Putting more emphasis on imports

The increase of imports has pulled down the trade surplus, which has been a main target of criticism in its trade relations. China's trade surplus amounted to as much as US$295.6 billion in 2008, about 6.5 percent of gross domestic product (GDP). In the first three quarters of 2011, the surplus has dropped to US$107.1 billion, or about 2.2 percent of GDP. "China will combine the expansion of imports with export stability and aim to balance international trade," Wen said in a recent speech. Wen said the government is improving policies to make it more convenient for enterprises to expand imports.

The change in trade policy is in accordance with the country's overall growth strategy. China has long relied on exports, investment and consumption as the three drivers of its economic growth. Exports are faced with more difficulties as a main growth engine. "Made in China" already takes more than one fifth of the world market share, and it is hardly getting any bigger. Cheap labor costs used to be the main advantage for manufacturing in China but now workers' wages are rising. The country is also facing fierce competition from Africa and other emerging economies. Further, the overall export market is shrinking as consumers in the developed world cut spending as the world economy weakens.

As a result, domestic consumption has become more and more important as an alternative policy. "For the past 30 years, China has been encouraging exports. Now is the time to make the import policy our national strategy," said Wei Jianguo, a former commerce vice-minister.

Demand for raw materials and resources in particular is going up. As the world's second largest energy consumer, China imports half of its energy resources. The imports of primary goods increased sixfold from 2001 to 2009. About one third of the imports were primary products last year, compared with 19 percent in 2001. By 2009, China had become the world's largest importer of soybeans, corn, coal and iron ore, according to Han Xiushen, a researcher with the Chinese Academy of International Trade and Economic Cooperation, a research institute under the Ministry of Commerce.

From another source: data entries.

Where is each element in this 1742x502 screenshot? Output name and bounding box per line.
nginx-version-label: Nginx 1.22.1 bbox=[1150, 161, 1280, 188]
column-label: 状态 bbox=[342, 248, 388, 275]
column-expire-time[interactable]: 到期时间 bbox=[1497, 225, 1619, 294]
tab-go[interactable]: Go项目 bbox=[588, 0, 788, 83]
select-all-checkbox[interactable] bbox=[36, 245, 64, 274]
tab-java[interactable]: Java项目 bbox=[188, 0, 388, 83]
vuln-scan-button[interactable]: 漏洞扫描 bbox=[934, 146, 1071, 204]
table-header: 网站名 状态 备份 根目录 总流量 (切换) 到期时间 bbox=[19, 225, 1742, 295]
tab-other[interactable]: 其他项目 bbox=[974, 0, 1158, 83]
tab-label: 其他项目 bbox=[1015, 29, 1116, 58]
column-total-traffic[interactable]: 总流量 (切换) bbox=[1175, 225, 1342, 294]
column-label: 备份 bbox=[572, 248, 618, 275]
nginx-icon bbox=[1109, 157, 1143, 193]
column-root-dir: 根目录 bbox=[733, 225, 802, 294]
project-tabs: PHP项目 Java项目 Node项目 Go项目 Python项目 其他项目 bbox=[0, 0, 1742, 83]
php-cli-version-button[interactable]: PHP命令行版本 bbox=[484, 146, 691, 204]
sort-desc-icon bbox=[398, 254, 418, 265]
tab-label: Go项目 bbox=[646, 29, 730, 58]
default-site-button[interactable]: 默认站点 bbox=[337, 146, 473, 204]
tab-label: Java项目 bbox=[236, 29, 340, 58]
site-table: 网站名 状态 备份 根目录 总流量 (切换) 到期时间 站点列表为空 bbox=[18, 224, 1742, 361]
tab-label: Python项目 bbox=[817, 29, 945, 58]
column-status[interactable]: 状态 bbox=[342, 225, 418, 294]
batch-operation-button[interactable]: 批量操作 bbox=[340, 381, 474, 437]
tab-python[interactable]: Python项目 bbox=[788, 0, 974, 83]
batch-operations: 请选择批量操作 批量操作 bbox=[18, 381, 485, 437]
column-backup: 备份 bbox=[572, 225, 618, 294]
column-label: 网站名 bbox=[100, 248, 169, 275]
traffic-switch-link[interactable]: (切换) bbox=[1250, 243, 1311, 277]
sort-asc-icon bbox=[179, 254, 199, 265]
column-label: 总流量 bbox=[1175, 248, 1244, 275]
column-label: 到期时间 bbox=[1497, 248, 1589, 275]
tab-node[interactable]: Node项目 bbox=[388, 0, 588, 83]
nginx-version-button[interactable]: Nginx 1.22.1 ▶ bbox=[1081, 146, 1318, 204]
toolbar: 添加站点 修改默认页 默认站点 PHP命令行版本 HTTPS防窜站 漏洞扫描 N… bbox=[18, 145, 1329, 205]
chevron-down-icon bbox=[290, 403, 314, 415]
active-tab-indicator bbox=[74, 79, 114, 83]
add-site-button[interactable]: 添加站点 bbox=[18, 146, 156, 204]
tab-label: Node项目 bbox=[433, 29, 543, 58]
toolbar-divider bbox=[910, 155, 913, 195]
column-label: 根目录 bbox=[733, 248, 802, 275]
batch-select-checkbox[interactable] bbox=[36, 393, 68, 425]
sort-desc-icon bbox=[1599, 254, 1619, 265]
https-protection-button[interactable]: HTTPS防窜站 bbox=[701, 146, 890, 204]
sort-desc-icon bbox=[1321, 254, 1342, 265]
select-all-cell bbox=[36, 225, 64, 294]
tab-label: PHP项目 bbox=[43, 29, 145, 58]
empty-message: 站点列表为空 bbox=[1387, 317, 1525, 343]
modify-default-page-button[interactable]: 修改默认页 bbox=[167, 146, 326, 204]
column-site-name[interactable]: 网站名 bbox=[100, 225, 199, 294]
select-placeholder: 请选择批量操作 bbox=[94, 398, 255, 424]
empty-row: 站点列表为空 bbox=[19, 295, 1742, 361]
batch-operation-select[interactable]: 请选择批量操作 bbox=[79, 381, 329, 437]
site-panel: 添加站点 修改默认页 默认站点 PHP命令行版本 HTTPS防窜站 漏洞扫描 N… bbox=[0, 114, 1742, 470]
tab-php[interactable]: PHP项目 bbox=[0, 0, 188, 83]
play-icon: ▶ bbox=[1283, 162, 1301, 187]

There is still more room to increase. The government could further lower import tariffs of consumer goods to boost imports. Import costs on consumer goods include tariffs, value added taxes and consumption taxes. Together they make some products much more expensive in the domestic market than overseas. The price of a Louis Vuitton handbag in a shopping mall in Beijing, for example, can be twice as much as it is in Paris, and an iPhone here costs much more than it does in the United States. Chinese people often have to travel abroad to buy these products. That might change soon, too. Lowering the tariff of these products is only "a matter of time", a spokesman for the commerce ministry said recently.